Are certain blood types more susceptible to COVID-19?

“There’s been a few studies, I think actually four, a couple from Canada, around blood type. Not really large studies. They’ve given us some directional opinions. In other words, Type-O blood, you may not get COVID as much as somebody with Type-A or Type-B. But it’s a may. There’s not enough research to say it’s definitive, or there’s a definite cause that if you have Type-A or Type-B blood you’re going to get COVID more than Type-O. It’s something that’s going to continue to be researched. So right now, I don’t think there’s enough data to be firm about that. But there are good articles out there at least discussing it.”


Could the viruses merge and create a “super virus”?

“I think everybody worries about mutations. This is probably the first one I got about two viruses coming together. They both are RNA-based forms of genetic material, but two very different classes of viruses, to be honest with you, two different families when they look at the families of viruses. So the likelihood of that happening is not there. But we do know the influenza virus and the COVID virus that we’re seeing today will continue to mutate over time. So it will change its look. But the two combining together, probably not a reality situation.”


“There’s some studies out there right now looking at Vitamin D and looking at patients that were Vitamin D deficient versus non-Vitamin D deficient and how they did with COVID. Those with Vitamin D deficiencies did worse than those that weren’t Vitamin D deficient. So some people have recommended supplementations. If you are Vitamin D deficient, you likely should be on a supplement and you should discuss that with your physician. It’s also important to remember in those cases, though, that those that are Vitamin D deficient likely had other chronic medical conditions. So it’s hard to know, was it the Vitamin D or was it their diabetes or their congestive hard failure that put them more at risk? Once again, if you’re deficient, you should be supplemented. Living in Northern Wisconsin, there are a lot of deficient people.”
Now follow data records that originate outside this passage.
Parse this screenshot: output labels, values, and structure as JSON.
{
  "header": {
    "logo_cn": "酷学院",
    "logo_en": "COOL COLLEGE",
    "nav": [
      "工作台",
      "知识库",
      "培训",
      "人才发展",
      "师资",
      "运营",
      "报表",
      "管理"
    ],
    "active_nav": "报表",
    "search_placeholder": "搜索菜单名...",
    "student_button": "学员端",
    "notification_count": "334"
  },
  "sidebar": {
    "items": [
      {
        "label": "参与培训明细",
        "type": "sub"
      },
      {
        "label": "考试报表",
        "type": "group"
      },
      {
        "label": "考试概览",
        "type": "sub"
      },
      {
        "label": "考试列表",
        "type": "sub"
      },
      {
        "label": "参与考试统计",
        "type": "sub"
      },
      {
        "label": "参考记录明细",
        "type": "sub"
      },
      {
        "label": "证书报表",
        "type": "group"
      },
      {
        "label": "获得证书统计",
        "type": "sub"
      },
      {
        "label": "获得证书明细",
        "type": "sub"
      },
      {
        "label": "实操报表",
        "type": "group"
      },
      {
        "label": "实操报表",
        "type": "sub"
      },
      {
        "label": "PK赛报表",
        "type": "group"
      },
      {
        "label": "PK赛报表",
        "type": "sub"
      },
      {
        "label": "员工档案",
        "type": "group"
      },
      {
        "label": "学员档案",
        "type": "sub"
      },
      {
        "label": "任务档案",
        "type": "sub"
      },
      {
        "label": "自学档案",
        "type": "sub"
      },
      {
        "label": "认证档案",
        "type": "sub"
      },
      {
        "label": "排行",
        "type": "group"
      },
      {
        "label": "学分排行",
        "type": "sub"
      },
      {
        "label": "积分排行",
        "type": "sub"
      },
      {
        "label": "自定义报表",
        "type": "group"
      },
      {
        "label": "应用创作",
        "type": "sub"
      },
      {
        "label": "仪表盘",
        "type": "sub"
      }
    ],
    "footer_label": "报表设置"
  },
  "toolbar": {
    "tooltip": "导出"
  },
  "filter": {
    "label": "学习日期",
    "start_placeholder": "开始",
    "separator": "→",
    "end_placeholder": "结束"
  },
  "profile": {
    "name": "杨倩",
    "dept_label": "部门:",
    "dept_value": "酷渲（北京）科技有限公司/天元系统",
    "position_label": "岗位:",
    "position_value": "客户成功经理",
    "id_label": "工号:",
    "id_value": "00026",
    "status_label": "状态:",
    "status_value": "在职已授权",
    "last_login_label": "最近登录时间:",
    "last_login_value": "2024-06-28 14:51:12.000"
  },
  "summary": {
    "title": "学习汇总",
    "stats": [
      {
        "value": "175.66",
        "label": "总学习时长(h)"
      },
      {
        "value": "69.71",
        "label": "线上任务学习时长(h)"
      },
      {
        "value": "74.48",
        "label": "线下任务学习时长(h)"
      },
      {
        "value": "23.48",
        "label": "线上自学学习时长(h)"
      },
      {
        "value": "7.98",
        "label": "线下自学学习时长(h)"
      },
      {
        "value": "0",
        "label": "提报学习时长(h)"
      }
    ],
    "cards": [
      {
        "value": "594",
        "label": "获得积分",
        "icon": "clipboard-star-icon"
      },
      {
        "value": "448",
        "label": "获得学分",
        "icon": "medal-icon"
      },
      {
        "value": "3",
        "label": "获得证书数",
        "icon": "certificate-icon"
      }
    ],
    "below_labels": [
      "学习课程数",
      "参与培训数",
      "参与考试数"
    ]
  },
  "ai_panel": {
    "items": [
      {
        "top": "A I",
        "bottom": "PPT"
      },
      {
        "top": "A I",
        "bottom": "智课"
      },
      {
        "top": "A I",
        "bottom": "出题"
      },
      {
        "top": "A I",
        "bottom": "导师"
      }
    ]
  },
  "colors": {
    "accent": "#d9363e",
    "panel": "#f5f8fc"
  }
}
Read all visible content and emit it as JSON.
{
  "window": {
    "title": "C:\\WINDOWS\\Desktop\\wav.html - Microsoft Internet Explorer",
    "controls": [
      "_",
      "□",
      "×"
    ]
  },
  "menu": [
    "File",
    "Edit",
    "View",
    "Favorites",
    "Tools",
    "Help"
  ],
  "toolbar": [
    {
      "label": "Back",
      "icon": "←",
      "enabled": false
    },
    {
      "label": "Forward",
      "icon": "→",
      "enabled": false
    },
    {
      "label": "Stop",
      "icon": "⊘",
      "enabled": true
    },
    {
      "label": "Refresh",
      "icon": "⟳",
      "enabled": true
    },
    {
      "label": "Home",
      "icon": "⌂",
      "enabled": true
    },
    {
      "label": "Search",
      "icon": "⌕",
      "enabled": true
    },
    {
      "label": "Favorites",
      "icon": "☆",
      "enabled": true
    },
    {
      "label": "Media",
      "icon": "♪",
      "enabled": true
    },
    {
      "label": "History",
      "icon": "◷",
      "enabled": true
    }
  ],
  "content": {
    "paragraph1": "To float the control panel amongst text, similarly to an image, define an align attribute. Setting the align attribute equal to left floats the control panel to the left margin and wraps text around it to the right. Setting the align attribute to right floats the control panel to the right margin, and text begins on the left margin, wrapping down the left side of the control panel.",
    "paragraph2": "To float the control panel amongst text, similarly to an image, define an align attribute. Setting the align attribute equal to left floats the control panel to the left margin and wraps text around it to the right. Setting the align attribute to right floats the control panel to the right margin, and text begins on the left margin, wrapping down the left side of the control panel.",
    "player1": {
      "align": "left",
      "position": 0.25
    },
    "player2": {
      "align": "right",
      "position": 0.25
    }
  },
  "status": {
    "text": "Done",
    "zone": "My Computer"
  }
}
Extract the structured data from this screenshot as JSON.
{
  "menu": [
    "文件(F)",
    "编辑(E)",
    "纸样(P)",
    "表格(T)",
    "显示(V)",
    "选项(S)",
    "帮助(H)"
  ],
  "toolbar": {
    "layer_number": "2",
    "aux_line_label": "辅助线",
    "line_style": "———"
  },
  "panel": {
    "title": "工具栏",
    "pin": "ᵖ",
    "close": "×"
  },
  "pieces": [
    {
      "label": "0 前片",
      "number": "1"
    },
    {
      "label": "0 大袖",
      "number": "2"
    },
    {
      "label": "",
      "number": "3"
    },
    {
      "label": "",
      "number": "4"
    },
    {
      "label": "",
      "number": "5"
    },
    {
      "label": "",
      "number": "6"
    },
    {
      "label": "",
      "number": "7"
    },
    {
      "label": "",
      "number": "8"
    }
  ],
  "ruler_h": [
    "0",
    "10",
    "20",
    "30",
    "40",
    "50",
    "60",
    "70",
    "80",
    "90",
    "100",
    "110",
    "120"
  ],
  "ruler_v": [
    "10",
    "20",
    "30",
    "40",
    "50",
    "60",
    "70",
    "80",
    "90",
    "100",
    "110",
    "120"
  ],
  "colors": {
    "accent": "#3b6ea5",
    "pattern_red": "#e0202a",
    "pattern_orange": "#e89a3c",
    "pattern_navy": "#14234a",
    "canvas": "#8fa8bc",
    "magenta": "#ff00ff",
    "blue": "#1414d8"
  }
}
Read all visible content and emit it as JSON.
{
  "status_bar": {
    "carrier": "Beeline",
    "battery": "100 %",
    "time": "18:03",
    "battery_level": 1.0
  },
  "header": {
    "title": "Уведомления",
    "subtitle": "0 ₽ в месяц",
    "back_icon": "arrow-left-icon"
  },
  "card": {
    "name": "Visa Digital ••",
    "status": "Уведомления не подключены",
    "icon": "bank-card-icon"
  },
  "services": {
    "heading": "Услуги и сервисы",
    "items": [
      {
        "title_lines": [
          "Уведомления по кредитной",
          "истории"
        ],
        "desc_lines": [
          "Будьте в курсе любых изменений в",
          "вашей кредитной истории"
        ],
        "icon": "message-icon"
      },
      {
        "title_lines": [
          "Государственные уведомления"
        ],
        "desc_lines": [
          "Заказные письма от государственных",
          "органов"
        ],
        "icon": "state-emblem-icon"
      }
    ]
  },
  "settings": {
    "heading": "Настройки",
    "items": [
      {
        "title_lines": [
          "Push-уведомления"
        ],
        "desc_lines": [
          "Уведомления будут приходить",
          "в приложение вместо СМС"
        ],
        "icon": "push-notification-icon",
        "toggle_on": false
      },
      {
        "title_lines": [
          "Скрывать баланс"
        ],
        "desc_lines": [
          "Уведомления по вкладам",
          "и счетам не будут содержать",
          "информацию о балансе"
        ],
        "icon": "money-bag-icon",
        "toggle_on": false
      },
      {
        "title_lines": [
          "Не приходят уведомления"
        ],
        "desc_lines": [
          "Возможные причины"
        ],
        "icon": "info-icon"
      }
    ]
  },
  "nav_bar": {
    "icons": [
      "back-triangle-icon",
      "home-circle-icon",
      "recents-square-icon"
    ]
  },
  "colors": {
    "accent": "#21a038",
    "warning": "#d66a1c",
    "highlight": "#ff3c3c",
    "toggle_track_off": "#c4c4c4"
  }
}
"We’ve gotten that resulting time down, and it really depends on when the test gets to the lab. So it’s not really about the lab capacity that’s slowing down. That was the case early in the spring, that lab capacity would slow that down and stretch that 48-hour goal to 72 or longer. Right now, it’s not as much lab capacity that would do that. Most of us can get our results within 48 hours of the test getting to the lab. So really there’s a lot of things that get involved in getting that answer back to you. One of which is a courier service to get that lab test to the lab. The labs aren’t located here in Northeast Wisconsin. Some are in North Carolina. Some are in Madison. So there’s that transport time. But the goal right now in the state is 48 hours. "


A viewer is inviting friends to deer camp with masking required inside. They’ll be eating pre-packaged foods and using disposable utensils and plates. Is this enough?

"I worry a little about the cabin environment. It looks like you’re doing a good job, especially with the masking, As much as you can avoid bunking together, that would be great, as well.

“Definitely outside of the cabin, wear a safety harness. It’s more than just COVID we should worry about in our hunters. So I want remind you to do that, too.

"More importantly when it comes to COVID, as much space as you can give each other. So not bunking together, wearing a mask at all times, eating separately so you’re not having to unmask in front of other people. That’s as safe as you can get right now.”